Is it the time, in the post-genomic era, to return to functional studies?

It is now clear that sequencing and gene expression profile studies must be associated with high-throughput functional analyses to precisely identify the genes and/or the pathway each tumor type is addicted to. A recent resource has proposed that it is possible to identify the vulnerability of each type of BC using functional assays, even using a panel of cell lines, if these well recapitulate the original disease [17].

We are convinced, however, that these types of assays should be integrated by the generation of more reliable models of validation. We recently explored this possibility focusing on the onset of local recurrences in BC by setting up a mouse model closely resembling the course of the human pathology [18]. Our work highlighted that targeting specific signaling pathways at the time of surgery has great potential to prevent the re-appearance of BC in mice [18– 21]. In particular, we observed that the specific inhibition of p70S6K1 had little effect on blocking the growth of established breast tumors but prevented the onset of BC recurrences when therapy was administered with a perisurgical treatment schedule. p70S6K1 activity was necessary for the survival of isolated BC cells residually present in the post-surgery setting, making it an ideal target to improve the efficacy of surgery [18, 19]. Similar results were also shown for the PAR-4 protein using different models of recurrence formation [22]. In these models, PAR-4 acted as an inhibitor of recurrence formation by inducing multinucleation in oncogene-addicted cells [22].

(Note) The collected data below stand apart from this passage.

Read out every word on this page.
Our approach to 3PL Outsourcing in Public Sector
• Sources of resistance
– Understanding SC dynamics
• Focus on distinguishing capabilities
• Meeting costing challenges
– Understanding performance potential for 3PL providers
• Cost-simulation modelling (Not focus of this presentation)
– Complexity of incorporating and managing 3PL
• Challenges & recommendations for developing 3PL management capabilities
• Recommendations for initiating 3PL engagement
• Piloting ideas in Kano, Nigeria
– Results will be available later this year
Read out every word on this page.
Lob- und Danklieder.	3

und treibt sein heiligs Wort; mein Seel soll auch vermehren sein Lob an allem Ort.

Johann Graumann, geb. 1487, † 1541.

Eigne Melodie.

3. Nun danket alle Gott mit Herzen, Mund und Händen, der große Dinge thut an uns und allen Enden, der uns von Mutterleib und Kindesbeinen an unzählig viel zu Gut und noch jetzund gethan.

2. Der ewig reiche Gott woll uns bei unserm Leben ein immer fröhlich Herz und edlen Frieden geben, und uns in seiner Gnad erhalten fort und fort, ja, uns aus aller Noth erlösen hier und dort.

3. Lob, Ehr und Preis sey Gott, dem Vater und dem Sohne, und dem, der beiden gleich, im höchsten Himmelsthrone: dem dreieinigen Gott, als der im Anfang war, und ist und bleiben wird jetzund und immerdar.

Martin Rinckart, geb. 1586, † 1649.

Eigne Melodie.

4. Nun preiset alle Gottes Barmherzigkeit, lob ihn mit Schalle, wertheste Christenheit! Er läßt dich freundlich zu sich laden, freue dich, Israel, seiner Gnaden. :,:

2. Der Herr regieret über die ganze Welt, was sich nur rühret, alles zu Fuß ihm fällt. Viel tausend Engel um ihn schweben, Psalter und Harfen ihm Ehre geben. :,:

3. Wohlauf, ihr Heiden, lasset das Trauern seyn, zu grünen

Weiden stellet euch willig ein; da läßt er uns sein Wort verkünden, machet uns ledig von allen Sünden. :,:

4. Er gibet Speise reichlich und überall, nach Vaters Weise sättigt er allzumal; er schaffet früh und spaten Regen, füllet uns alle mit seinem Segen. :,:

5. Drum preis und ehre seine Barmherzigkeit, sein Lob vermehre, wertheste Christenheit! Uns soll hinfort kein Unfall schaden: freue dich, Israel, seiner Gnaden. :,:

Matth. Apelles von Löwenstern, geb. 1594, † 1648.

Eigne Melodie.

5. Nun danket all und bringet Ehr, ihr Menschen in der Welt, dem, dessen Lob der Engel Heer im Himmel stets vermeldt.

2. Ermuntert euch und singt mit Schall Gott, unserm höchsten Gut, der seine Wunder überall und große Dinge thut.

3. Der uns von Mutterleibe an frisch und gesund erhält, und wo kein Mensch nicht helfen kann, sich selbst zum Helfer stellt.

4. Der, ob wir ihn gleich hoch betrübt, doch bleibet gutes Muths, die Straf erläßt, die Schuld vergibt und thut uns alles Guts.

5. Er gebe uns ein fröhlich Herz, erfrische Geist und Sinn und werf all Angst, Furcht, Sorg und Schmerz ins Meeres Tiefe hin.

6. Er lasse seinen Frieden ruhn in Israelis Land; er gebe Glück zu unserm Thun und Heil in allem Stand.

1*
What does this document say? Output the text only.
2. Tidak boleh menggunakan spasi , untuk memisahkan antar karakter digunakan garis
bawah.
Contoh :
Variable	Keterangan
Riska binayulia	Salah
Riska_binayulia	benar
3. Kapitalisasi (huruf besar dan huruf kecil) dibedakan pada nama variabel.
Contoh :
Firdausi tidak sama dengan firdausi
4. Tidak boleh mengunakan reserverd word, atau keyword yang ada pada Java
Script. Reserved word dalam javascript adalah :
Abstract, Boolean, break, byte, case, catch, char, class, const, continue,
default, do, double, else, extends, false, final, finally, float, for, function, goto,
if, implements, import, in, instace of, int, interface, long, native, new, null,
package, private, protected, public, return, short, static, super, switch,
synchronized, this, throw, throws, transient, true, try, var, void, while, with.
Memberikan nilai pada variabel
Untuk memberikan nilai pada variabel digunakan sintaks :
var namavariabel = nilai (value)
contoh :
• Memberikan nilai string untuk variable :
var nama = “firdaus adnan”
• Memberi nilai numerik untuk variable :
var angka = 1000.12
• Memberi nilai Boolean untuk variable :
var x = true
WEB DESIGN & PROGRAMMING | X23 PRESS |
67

In accord with the importance of timely delivery of the therapy, it has been recently demonstrated that the application of intraoperative radiotherapy (IORT) in BC patients has different effects if used immediately after tumor removal or as a second procedure after pathological examination [23]. At the molecular level, this clinical observation could be explained by the recently demonstrated direct effect of IORT in the tumor microenvironment, where it modulates the EGF-EGFR-p70S6K1 signaling axis, via the induction of miR-223 expression in the local peri-tumoral microenvironment [21].

It would be interesting to evaluate whether in high-risk BC patients, such as BCYW, similar mechanisms of cell survival exist and are at least partially responsible for their aggressive phenotype and whether targeting these specific pathways at the right time could significantly impact on the patient’s disease-free and overall survival. To this aim, better models recapitulating the biology of BCYW and more integration between clinicians and preclinical researchers are primarily and urgently needed.